The 94-page "phase one" trade deal left in place existing US tariffs on US$370 billion ($557.7b) of Chinese imports and Chinese tariffs on US$120b of goods from the US until a phase two deal has been reached.
"That took a lot of the initial hurrah out over phase one," said Martin Rudings, an adviser at OMF.
Ahead of the signing, investors had been unwinding long kiwi positions against the Australian dollar in anticipation that the deal would boost the Aussie currency.
"People are putting those long kiwi positions back on because the problem hasn't gone away. They've just kicked the can down the road," Rudings said.

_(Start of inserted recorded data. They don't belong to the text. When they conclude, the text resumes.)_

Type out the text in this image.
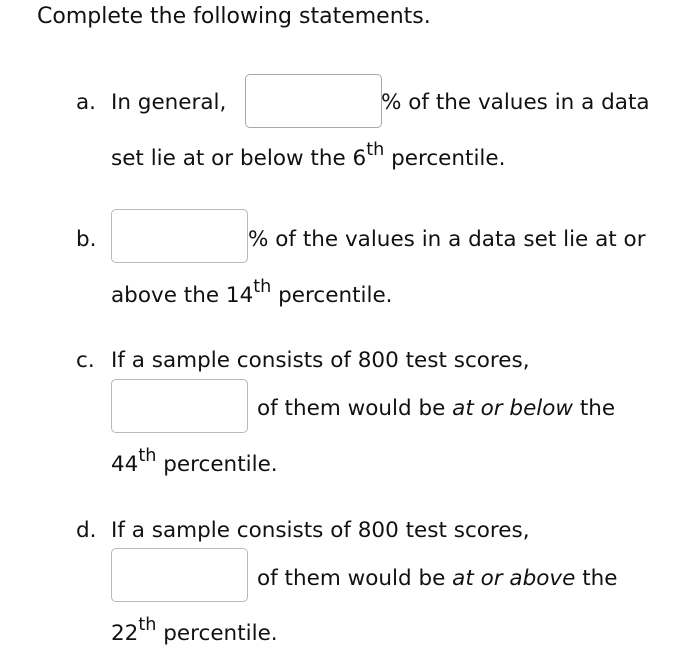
Complete the following statements.
a. In general,	% of the values in a data
set lie at or below the 6th percentile.
b.	% of the values in a data set lie at or
above the 14th percentile.
c. If a sample consists of 800 test scores,
of them would be at or below the
44th percentile.
d. If a sample consists of 800 test scores,
of them would be at or above the
22th percentile.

Another factor favouring the kiwi over the Aussie is that National Australia Bank's economists have predicted the Reserve Bank of Australia will cut its cash rate twice this year – most analysts and market pricing has been suggesting just a single rate cut.
RBA next meets on February 4 after cutting the cash rate from 1.5 per cent to 0.75 per cent last year.
NAB expects the RBA will cut 25 basis points in the current quarter and another 25 points in the June quarter, taking the cash rate to 0.25 per cent.
While New Zealand's Reserve Bank cut its official cash rate from 1.75 per cent to 1 per cent last year, the chances of further cuts this year are looking increasingly unlikely.
Data released today showed that while electronic card spending dipped 0.8 per cent in December, that was after a 2.9 per cent lift in November and economists said retail spending momentum remains strong.
And the housing market continued its recent revival with house price inflation continuing to accelerate in December as prices hit fresh records both nationally and in all but two out of 12 districts.
In addition, sales volumes were at their highest level for a December month in three years, despite a further tightening of supply, according to the latest figures from the Real Estate Institute of New Zealand.
NAB expects RBNZ will hold the OCR steady and that therefore the differential between NZ and Australian interest rates will widen.
The New Zealand dollar was trading at 50.82 British pence from 50.72 yesterday, at 59.45 euro cents from 59.36, at 72.88 yen from 72.60 and at 4.5642 Chinese yuan from 4.5560.
The two-year swap rate rose to a bid price of 1.1949 per cent from 1.1790, while 10-year swaps nudged up to 1.6450 per cent from 1.6425.